Esa noche, el sueño se negó a visitarme. Di vueltas en mi cama, la suavidad de las sábanas de lino un contraste casi violento con la dureza de los recuerdos que había desenterrado. Contar mi historia... había sido como abrir una vieja herida solo para descubrir que, gracias a los años en esta casa, ya casi había cicatrizado por completo. Vi el rostro de Azumi, más sereno y abierto de lo que lo había visto nunca después de contar su propia historia de jaulas doradas. Ambas habíamos entregado nuestros pasados como una ofrenda, y esta familia, en lugar de juzgarnos, los había aceptado con un silencio lleno de respeto.

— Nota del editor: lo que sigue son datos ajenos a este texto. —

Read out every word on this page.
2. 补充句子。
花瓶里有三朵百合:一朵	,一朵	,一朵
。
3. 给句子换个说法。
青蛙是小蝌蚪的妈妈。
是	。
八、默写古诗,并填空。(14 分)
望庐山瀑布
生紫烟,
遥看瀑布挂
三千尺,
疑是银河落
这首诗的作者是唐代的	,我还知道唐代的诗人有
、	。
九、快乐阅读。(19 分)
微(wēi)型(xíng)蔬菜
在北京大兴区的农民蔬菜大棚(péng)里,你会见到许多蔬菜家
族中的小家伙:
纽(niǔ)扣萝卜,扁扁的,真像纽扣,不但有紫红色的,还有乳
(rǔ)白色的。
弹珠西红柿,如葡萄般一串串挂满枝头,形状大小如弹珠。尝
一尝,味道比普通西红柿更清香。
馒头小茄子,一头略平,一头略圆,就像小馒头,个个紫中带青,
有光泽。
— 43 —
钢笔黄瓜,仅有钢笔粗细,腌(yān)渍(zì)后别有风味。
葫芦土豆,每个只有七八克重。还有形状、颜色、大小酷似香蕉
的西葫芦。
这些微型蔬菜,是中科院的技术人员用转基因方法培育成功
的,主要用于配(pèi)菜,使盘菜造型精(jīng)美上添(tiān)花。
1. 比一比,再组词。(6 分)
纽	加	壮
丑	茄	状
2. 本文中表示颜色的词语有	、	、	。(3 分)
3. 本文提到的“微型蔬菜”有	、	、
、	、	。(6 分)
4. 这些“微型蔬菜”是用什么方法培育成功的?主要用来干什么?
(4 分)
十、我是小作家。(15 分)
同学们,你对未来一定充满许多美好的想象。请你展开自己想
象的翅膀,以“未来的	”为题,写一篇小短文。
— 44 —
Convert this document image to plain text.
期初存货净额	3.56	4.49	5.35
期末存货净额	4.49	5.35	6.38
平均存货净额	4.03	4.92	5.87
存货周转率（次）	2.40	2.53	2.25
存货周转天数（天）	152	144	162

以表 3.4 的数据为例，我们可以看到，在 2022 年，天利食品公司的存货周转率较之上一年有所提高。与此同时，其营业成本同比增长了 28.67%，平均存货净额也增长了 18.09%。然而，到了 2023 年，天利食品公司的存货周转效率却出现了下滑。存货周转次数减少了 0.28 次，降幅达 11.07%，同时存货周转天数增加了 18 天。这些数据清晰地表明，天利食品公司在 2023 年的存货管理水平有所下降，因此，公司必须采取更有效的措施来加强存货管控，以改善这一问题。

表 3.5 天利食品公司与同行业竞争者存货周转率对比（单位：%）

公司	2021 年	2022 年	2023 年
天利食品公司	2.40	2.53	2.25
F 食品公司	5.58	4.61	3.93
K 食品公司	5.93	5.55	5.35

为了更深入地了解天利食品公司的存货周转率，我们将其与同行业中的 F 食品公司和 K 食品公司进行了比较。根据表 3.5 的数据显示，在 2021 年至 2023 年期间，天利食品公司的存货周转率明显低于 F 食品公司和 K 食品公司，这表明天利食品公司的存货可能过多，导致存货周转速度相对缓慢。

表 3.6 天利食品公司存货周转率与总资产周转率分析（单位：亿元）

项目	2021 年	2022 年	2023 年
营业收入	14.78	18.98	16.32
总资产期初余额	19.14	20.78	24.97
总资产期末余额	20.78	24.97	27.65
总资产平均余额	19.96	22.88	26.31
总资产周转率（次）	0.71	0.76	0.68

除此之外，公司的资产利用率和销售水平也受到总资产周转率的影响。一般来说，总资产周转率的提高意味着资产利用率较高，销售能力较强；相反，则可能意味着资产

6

El recuerdo de los ojos de los niños... La compasión húmeda en la mirada de Hinata-sama, la intensa comprensión analítica en la de Kenji-sama, y la quietud sobrecogedora en la de Edu-sama. Esa quietud, en él, era lo que más me preocupaba.

Me rendí al insomnio y bajé a mi santuario: la cocina. El aire frío de antes del amanecer era perfecto para empezar a preparar el desayuno. El ritmo familiar de amasar el pan y cortar las verduras siempre lograba acallar los fantasmas. O al menos, casi siempre.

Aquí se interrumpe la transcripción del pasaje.